I don't see why glucose wouldn't be able to diffuse along it's gradient into the tumor considering there is a microfluid environment inside the tumor, but where we're talking about in the hypoxic region (not the anoxic regions) I suspect there is still some glucose present just as there's some oxygen. It's important, then, for the tumor cells to have more of the GLUT transporters from the action of HIF, and the efficient usage of whatever metabolites it can get. I generally lack data for how far into a tumor they can actually perfuse, but to me it would be hard to quantify since there are many confounding factors such as what tissue the tumor originated from, irregularities in the microcirculation, etc.

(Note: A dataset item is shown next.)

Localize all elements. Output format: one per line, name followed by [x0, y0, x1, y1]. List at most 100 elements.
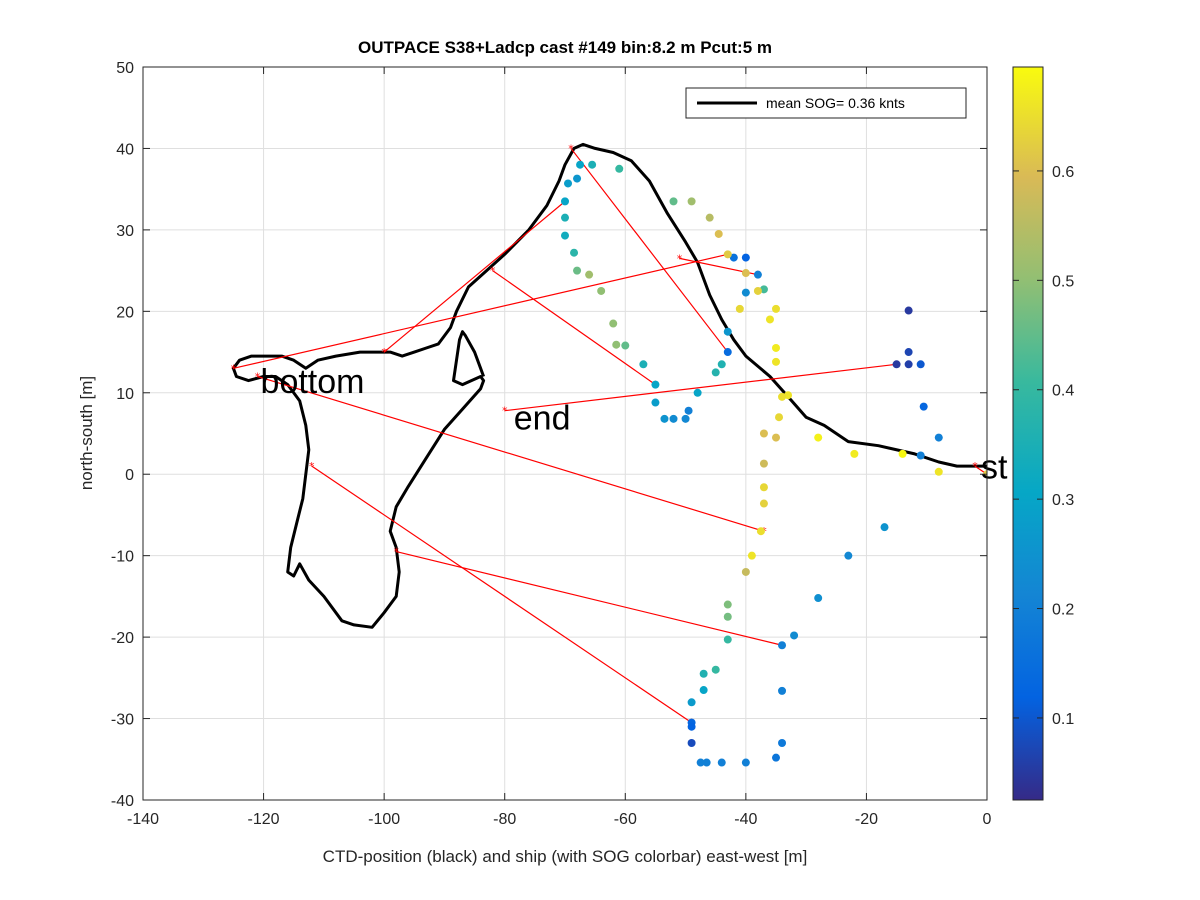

Hypoxia does not mean no oxygen reaches the place, it means low oxygen tension when compared to normal well perfused tissue. In my experiments I have observed the exterior of rat glioma models well perfused but not so well inside. We have used MR based methods to study perfusion and IHC to study vasculature. In the same way, I have observed increased MCT-4 expression (indirectly, more lactic acid production) in the outer regions of the tumor but certainly sometimes there are some pockets inside with increased MCT-4. But no matter what, the whole of the tumor and surroundings is acidic. This could be due to lactic acid or maintenance of intracellular pH by proton exchangers. Though there is no clear answer, there are lots of points on which I agree with CMosychuk. Low oxygen tension increases HIF activity which has its repercussions. I also faced another curious situation. I was working with pseudohypoxic tumors. They don't have low oxygen tension but still have activated HIF because HIF is artificially stabilized thanks to some mutations (VHL, SDHB). Now, I expected more GLUT because I could see increased 18F-FDG uptake in these tumors but I saw increased hexokinase-2 expression. Remember, in this case there was no hypoxia, still activation of HIF had its effect that is increased glycolysis! So I too think that low oxygen tension might mean low nutrient supply but it certainly does not mean no nutrient supply. We see tumor parts having low oxygen tension, happily living and metabolizing and making the whole region acidic. I have not even seen a necrotic core in these tumors. When, I killed these cells giving temozolomide to the animals, the acidity was not there anymore. So, acidity was certainly from metabolism of cells. Remember, these are all in vivo studies and we do different kinds of measurements on the same tumor as the rat is alive.